Flávio José dos Santos, 35 anos
Em diversas situações, os homens se sujeitam a situações ou têm atitudes que normalmente não teria só para sentir que pertencem a um grupo. “Nossa sociedade está cada vez mais intolerante com os pensamentos diferentes do que é ‘pregado’ por ela”, afirma o contador Flávio José dos Santos.

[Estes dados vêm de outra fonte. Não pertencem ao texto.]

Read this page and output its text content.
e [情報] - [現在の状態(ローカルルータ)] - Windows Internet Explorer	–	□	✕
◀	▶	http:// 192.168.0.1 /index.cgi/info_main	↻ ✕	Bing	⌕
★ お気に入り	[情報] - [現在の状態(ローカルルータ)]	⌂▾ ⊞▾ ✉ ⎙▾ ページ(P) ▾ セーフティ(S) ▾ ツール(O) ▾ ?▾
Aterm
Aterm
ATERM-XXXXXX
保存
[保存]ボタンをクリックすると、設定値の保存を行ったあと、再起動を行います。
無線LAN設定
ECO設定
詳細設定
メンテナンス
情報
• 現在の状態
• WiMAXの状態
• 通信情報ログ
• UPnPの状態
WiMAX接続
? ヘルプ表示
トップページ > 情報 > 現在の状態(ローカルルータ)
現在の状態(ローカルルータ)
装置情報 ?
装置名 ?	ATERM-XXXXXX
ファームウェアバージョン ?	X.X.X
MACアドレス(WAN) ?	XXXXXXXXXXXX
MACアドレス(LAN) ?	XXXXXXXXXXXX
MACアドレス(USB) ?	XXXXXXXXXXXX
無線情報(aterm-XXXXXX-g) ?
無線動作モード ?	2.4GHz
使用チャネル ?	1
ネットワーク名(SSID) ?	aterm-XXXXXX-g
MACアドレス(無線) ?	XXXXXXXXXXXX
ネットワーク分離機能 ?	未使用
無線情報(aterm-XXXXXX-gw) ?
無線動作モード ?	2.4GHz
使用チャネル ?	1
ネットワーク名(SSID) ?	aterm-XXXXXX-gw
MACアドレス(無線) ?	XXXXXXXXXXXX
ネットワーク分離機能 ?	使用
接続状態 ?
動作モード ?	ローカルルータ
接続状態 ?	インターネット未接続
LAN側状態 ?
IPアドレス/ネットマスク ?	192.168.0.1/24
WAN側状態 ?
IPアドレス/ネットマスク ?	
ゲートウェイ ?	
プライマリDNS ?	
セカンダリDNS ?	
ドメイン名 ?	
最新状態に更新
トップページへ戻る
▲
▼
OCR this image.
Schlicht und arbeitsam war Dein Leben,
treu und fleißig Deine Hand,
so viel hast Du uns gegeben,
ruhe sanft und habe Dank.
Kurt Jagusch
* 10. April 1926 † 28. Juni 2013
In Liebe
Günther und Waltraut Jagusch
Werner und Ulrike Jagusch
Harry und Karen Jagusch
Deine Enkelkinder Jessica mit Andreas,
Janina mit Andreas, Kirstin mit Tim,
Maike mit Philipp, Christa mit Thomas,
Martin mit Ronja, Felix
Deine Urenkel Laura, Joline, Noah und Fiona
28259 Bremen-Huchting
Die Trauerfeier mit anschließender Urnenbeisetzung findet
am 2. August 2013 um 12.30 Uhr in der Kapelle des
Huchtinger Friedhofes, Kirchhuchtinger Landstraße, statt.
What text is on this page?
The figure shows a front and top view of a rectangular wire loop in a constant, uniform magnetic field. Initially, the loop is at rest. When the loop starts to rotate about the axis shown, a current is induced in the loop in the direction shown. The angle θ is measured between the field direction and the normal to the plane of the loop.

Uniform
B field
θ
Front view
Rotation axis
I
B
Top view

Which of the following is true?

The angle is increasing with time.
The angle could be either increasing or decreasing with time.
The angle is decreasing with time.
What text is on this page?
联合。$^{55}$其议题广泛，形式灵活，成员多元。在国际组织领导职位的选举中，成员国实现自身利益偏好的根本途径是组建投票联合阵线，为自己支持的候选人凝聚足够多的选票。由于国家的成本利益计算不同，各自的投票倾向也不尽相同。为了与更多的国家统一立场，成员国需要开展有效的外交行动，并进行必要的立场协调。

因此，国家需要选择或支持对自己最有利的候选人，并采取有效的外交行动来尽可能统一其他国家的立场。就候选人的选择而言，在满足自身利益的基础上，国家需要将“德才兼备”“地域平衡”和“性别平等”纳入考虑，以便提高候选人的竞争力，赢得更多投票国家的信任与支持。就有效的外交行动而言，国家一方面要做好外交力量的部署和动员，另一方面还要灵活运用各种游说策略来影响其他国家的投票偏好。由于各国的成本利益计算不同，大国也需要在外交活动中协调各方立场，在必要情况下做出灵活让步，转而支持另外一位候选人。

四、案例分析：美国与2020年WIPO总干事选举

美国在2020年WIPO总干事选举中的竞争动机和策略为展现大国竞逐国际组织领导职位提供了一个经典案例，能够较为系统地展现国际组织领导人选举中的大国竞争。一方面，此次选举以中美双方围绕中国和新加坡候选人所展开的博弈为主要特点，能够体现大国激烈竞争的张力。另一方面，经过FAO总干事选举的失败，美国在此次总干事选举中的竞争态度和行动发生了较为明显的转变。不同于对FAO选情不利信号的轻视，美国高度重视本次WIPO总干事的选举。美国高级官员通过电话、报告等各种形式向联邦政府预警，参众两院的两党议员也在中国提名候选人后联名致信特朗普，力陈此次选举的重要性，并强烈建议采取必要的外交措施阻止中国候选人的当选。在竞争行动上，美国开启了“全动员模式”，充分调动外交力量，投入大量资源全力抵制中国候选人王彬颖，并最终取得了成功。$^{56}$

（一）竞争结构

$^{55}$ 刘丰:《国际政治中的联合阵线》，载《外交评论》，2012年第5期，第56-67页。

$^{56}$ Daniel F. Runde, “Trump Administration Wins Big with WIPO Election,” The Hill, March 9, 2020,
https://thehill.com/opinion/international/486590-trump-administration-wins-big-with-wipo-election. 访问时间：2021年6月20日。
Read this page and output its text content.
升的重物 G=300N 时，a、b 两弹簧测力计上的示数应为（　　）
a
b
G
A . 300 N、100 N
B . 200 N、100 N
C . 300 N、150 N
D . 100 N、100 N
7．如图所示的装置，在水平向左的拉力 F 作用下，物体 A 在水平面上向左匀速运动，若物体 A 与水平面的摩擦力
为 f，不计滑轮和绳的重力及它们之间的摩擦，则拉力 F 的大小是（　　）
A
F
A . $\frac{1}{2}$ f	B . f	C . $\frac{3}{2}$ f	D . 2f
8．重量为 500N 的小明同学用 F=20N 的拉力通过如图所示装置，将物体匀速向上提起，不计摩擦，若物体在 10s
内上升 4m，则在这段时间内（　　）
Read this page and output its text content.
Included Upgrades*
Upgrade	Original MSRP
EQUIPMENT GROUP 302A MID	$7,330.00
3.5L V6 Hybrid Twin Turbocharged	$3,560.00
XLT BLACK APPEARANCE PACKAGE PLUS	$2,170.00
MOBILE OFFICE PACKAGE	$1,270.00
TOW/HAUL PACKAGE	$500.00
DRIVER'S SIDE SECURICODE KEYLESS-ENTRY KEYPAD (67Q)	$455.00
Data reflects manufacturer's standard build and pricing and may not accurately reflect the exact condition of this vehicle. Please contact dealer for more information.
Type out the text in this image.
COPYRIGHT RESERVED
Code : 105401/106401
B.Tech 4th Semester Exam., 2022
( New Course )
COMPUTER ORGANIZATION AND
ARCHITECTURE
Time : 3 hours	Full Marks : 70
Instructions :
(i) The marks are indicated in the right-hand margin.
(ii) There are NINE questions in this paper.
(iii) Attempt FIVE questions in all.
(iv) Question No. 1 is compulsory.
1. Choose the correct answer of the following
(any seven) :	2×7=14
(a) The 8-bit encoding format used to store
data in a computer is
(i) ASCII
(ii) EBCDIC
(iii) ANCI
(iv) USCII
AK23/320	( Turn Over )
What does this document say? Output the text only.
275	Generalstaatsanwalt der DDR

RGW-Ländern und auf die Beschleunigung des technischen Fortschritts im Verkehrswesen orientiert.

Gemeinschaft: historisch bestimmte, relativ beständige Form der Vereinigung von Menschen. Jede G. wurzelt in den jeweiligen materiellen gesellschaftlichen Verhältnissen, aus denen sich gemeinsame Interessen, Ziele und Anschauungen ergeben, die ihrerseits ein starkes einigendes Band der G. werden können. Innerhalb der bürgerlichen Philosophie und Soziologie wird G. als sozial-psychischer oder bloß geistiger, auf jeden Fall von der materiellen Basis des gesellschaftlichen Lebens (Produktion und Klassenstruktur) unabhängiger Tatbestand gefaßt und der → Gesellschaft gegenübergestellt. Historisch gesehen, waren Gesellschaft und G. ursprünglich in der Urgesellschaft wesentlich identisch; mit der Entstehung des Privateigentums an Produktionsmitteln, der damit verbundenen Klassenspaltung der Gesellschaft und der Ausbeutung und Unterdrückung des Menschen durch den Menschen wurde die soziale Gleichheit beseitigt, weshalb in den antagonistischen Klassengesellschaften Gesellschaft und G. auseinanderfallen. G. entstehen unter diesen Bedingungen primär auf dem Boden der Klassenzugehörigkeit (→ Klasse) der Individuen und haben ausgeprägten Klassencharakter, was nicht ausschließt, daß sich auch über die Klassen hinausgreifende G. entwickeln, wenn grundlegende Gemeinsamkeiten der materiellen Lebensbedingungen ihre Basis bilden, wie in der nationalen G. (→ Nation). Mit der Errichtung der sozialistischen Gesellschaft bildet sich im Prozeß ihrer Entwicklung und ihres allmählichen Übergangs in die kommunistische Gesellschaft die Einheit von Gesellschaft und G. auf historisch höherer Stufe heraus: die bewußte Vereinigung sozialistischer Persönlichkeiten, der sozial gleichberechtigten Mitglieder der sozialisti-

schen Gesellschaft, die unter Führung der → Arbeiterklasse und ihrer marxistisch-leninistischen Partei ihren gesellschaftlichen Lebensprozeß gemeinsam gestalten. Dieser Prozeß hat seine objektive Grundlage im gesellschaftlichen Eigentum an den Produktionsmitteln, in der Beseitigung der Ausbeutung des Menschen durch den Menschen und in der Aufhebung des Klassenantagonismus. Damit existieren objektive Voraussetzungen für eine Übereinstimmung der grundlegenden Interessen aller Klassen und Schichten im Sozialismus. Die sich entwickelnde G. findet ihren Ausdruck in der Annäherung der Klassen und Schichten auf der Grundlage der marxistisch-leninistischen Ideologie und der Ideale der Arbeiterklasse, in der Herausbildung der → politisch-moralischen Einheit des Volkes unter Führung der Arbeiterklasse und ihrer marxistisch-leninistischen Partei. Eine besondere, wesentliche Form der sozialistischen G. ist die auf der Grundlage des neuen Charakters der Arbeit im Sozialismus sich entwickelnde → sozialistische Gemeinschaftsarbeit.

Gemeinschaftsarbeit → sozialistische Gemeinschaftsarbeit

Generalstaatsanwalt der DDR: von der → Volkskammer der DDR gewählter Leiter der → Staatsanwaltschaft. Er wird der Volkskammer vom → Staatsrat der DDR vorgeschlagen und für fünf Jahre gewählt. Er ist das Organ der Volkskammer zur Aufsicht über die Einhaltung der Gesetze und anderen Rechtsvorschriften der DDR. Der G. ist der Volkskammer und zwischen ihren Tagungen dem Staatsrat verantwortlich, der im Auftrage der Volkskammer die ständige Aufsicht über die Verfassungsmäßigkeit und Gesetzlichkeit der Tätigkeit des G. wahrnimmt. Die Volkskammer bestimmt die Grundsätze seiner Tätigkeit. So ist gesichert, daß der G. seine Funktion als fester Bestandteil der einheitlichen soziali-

Por não tratar as mulheres como um objeto ou uma conquista barata, ele chegou a ser julgado na adolescência. “No começo da minha juventude, achavam que eu não gostava de mulheres, inclusive quando me viram beijando uma garota em uma festa parecia que o mundo tinha acabado”, lembra Flávio os risos.
O contador relata que sempre que tem um pensamento ou atitude equivocados, se sente na obrigação de se colocar no lugar do outro e imaginar se ele gostaria de passar por aquilo. “Não me sentia confortável quando na minha turma de amigos começavam falar das mulheres como conquistas pessoais, como se fossem troféus, sempre acabava arrumando uma forma de mudar o assunto ou sair daquele ambiente. O respeito deve existir acima de tudo”, enfatiza.
João Victor, 6 anos
Com apenas seis anos, João Victor já enfrenta situações chatas por ser um menino que não gosta de correr atrás de uma bola. “Ele nunca demonstrou afinidade nenhuma com esse esporte e olha que a família toda ama. As pessoas sempre alfinetam, dizendo que ele tem que gostar de futebol porque ele é menino e meninos gostam disso. Como se gostar de futebol fosse interferir na opção sexual dele”, diz a professora Débora Ferreira, mãe do pequeno.
Essa é uma prova que desde cedo os estereótipos sociais atrapalham nas escolhas pessoais. A mãe do garoto lembra que recentemente foi ao médico com o filho e o pediatra, para descontrair, perguntou qual era o time que ele torcia. Instantaneamente João fez uma cara de irritado e, para amenizar a situação, Débora disse ao profissional que ele não gostava de futebol e o médico soltou um: “Ah, que coisa, né?”.
“No começo, foi difícil, porque a sociedade cria um perfil que todos devem seguir. Ele ganhou inúmeras coisas de time, e as pessoas esperavam que ele gostasse. Uma vez uma tia muito querida deu um carrinho do time do pai dele. Ele nem quis saber do brinquedo, lógico que foi uma situação constrangedora, mas depois ela acabou entendendo”, conta a professora.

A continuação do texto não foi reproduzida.